If you're concerned about how fast robotic technology is developing then this should set alarm bells off. Robots can now eat biofuel, drink dirty water and excrete the waste.

Called the EcoBot III or Bio-Regulation and Energy- Autonomy with Digestion or BreadBot for short, the self-sustaining robot developed by Bristol Robotics Laboratory in the UK can eat leaves, dirt and feces and then expelling the leftovers like a human does.

"Robots that eat biological fuels could find enough fuel almost anywhere," John Greenman, a scientist at the laboratory, told Scientific American. "There is organic matter anywhere on Earth - leaves and soil in the forest, or even human waste such as urine and feces."

The researchers have been working on EcoBot since it was just called EcoBot I and EcoBot II. The previous versions of the robot could eat the same items but they didn't have a way of releasing the waste. EcoBot I could be powered on E.coli bacteria as it ate refined sugar while EcoBot II could break down waste using sludge microbes. However the researchers found out that the two EcoBots didn't have a way of releasing the waste that they'd eaten and it was slowly poisoning the robots. The EcoBot III was able to solve this problem by doing what humans have been doing for millennia: pooping.

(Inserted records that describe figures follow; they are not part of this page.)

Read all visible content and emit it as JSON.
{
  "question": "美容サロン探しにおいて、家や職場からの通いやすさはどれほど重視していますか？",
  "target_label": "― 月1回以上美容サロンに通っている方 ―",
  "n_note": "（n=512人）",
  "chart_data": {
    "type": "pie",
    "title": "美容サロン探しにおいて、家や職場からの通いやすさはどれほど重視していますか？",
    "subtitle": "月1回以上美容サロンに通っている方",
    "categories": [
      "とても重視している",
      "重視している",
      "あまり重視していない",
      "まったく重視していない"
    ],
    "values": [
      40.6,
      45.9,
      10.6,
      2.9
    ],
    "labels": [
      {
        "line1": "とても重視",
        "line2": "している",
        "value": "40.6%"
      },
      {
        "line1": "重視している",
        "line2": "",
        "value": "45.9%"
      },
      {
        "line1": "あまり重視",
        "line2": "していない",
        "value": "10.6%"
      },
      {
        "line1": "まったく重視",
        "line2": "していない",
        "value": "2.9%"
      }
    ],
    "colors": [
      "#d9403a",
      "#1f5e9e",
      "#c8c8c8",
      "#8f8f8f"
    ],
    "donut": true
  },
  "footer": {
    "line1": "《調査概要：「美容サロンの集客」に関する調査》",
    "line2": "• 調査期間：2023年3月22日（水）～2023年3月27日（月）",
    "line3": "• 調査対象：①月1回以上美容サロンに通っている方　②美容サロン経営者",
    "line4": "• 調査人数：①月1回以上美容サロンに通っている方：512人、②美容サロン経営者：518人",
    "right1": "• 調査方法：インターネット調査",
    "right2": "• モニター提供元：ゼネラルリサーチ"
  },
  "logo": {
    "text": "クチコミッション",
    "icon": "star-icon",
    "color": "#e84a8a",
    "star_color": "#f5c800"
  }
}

"EcoBot-III is a robot that collects its own food and water from the environment. It performs the task we design it to do, and at the end of the day, it gets rid of its own waste. It literally craps into its own 'litter' tray," said Ionnis Ieropoulos, a roboticist at the Bristol Robotics Lab.

The robots can keep on operating for 30 years as long as they have food to eat. You might be wondering where a robot that can eat and expel waste might be used but the robot has already received attention from NASA who want to use it for extended space travel. The robot could be sent with astronaut to missions to Mars where it can be used to break down the astronaut's feces.

Here on Earth the EcoBot could be used to solve sanitation problems in Third-world countries. The research team has already received funding from the Bill and Melinda Gates Foundation. The team is already working on new version of the EcoBot, the EcoBot IV. The new robot will be smaller and will have more stacks of microbial fuel cells to extract more power from the food it eats.